Two-sample test with Laplace distributions
Two-sample Wilcoxon test comparing Laplace distributions with different
central tendencies.
library(extraDistr)
parent1 <- function(n, d) extraDistr::rlaplace(n, mu=d, sigma=sqrt(1/2))
parent2 <- function(n, d) extraDistr::rlaplace(n, sigma=sqrt(1/2))
# properties of sampled distributions
psych::describe(parent1(n=100000, d=0.375))
## vars n mean sd median trimmed mad min max range skew kurtosis se
## X1 1 1e+05 0.38 1 0.38 0.38 0.73 -8.65 6.85 15.5 -0.04 2.83 0
psych::describe(parent1(n=100000, d=0))
## vars n mean sd median trimmed mad min max range skew kurtosis se
## X1 1 1e+05 0.01 1 0 0.01 0.73 -8.44 7.65 16.09 0.04 3.13 0
nr <- 134/67
p_wilcox.test(n=67, n2_n1=nr, d=0.375, parent1=parent1, parent2=parent2) |>
Spower()
##
## Execution time (H:M:S): 00:00:10
## Design conditions:
##
## # A tibble: 1 × 4
## n d sig.level power
## <dbl> <dbl> <dbl> <lgl>
## 1 67 0.375 0.05 NA
##
## Estimate of power: 0.843
## 95% Confidence Interval: [0.836, 0.850]
Unlike before with the Laplace distribution, G*power 3.1 seems to agree
with Spower, where a power of .847 is reported. This seems to raise questions about the consistency of the results.
Example 23.3: Paired-samples test with Laplace distributions
Finally, paired-samples approach using Wilcoxon test with \(N=10\).
parent1 <- function(n, d) extraDistr::rlaplace(n, mu=d, sigma=sqrt(1/2))
parent2 <- function(n, d) extraDistr::rlaplace(n, sigma=sqrt(1/2))

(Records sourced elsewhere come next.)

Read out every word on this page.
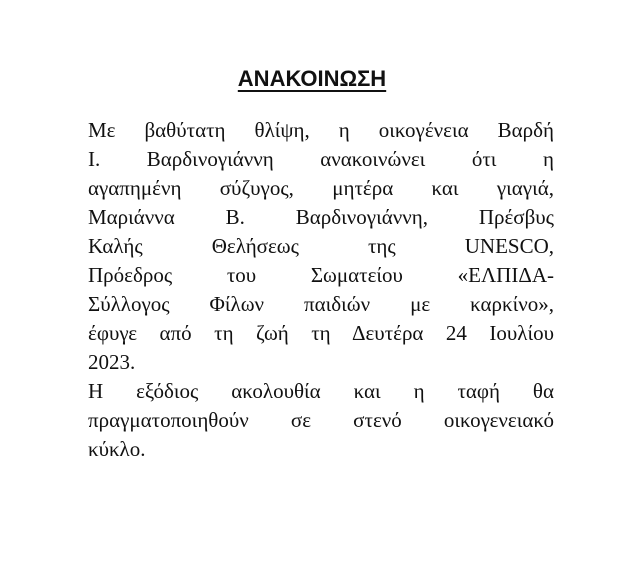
ΑΝΑΚΟΙΝΩΣΗ
Με βαθύτατη θλίψη, η οικογένεια Βαρδή
Ι. Βαρδινογιάννη ανακοινώνει ότι η
αγαπημένη σύζυγος, μητέρα και γιαγιά,
Μαριάννα Β. Βαρδινογιάννη, Πρέσβυς
Καλής Θελήσεως της UNESCO,
Πρόεδρος του Σωματείου «ΕΛΠΙΔΑ-
Σύλλογος Φίλων παιδιών με καρκίνο»,
έφυγε από τη ζωή τη Δευτέρα 24 Ιουλίου
2023.
Η εξόδιος ακολουθία και η ταφή θα
πραγματοποιηθούν σε στενό οικογενειακό
κύκλο.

psych::describe(parent1(n=100000, d=1.13842))
## vars n mean sd median trimmed mad min max range skew kurtosis se
## X1 1 1e+05 1.14 1 1.14 1.14 0.72 -6.68 9.92 16.6 0.02 3.02 0
psych::describe(parent1(n=100000, d=0))
## vars n mean sd median trimmed mad min max range skew kurtosis se
## X1 1 1e+05 0 1 0 0 0.73 -8.64 6.81 15.45 -0.04 3 0
p_wilcox.test(n=10*2, d=1.13842, type = 'paired',
parent1=parent1, parent2=parent2) |> Spower()
##
## Execution time (H:M:S): 00:00:04
## Design conditions:
##
## # A tibble: 1 × 5
## n d type sig.level power
## <dbl> <dbl> <chr> <dbl> <lgl>
## 1 20 1.1384 paired 0.05 NA
##
## Estimate of power: 0.932
## 95% Confidence Interval: [0.927, 0.937]
Again, the simulation approach and G*power 3.1 differ in their outputs,
where in G*power 3.1 the reported power is 0.853.